Kiedy nasz proceder się skończył? Gdy dumnie wędrowaliśmy do kwatery Trzeciego Eszelonu na kolejną odprawę, a tam stały dwa radiowozy, kilku policjantów robiących zdjęcia garażu, wyciętej dziury w płocie. Jako grzeczne dzieci spytaliśmy panów policjantów, co tu robią. Dzieciom nie odmówili, powiedzieli, że chyba jakaś zorganizowana grupa okradała budowę, na innej budowie niedaleko dzieją się podobne rzeczy. Lepiej, żebyśmy się nie kręcili tutaj, to miejsce przestępstwa.

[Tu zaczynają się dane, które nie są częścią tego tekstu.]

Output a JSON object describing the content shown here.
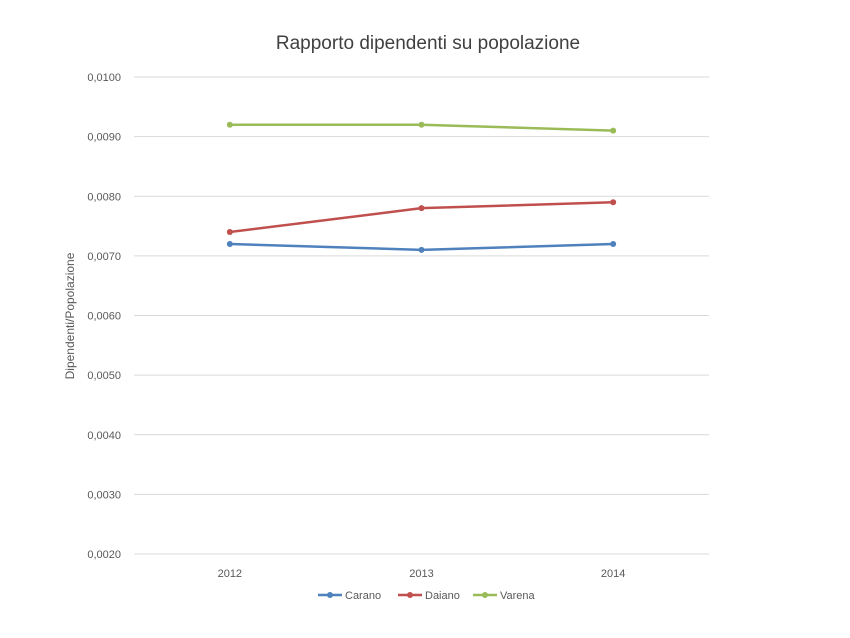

Zbrodnia doskonała, sprawcy na miejscu zrzucają podejrzenia na innych. Misja częściowo udana, agenci Trzeciego Eszelonu nie zostali wykryci. Niestety siatka szybko została zastąpiona blachą, a gdy się kręciliśmy w okolicy głównego wejścia, to widzieliśmy, że ochroniarze dostali jakiegoś dużego Burka do pomocy. Teren ostatecznie trafił w ręce okupanta. Ale cegiełka jakaś jest „nasza” – jeden z członków ekipy kupił w tym bloku mieszkanie ;)
dylanula Odpowiedz

Kocham takie historie! Nie żebym popierała popełnianie przestępstw, ale uwielbiam tę dziecięcą zaciętość, poczucie odpowiedzialności i dojrzałości, zorganizowanie... Co jak co, ale musieliście to robić umiejętnie, skoro ani strażnicy, ani policja Was nie dopadli i podejrzewali o tę robotę jakiś gang :D

Dragomir

Akurat z dojrzałością i odpowiedzialnością nie miało to nic wspólnego. Reszta komentarza OK.

NocnyBlack Odpowiedz

Ahh, dziecinstwo najlepszy czas :3

JoffreyKingforever Odpowiedz

Tacy hardkorowi chłopcy z placu broni 😉

WilaWianki

Tak w sumie mogłaby wyglądać kontynuacja, nawet pasuje do zakończenia.

Viraf Odpowiedz

,,Chłopcy z placu budowy " XDDDDD

Rybka33 Odpowiedz

Jedno z lepszych wyznań :) poleci do ulubionych :) tez lubiłam udawać szpiegów i super frajdę mi sprawiało kiedy nikt mnie nie zauwazal :D

Omikro Odpowiedz

No epickie :D

Tronix2000 Odpowiedz

W poprzednim życiu musieliście chyba partyzantkę podczas II WŚ uprawiać 😀

Lokizboki Odpowiedz

Leci do ulubionych :D

CichaPanda Odpowiedz

No nieźle ;D

Piripiri Odpowiedz

Ja też bym tak chciał. Świetna sprawa!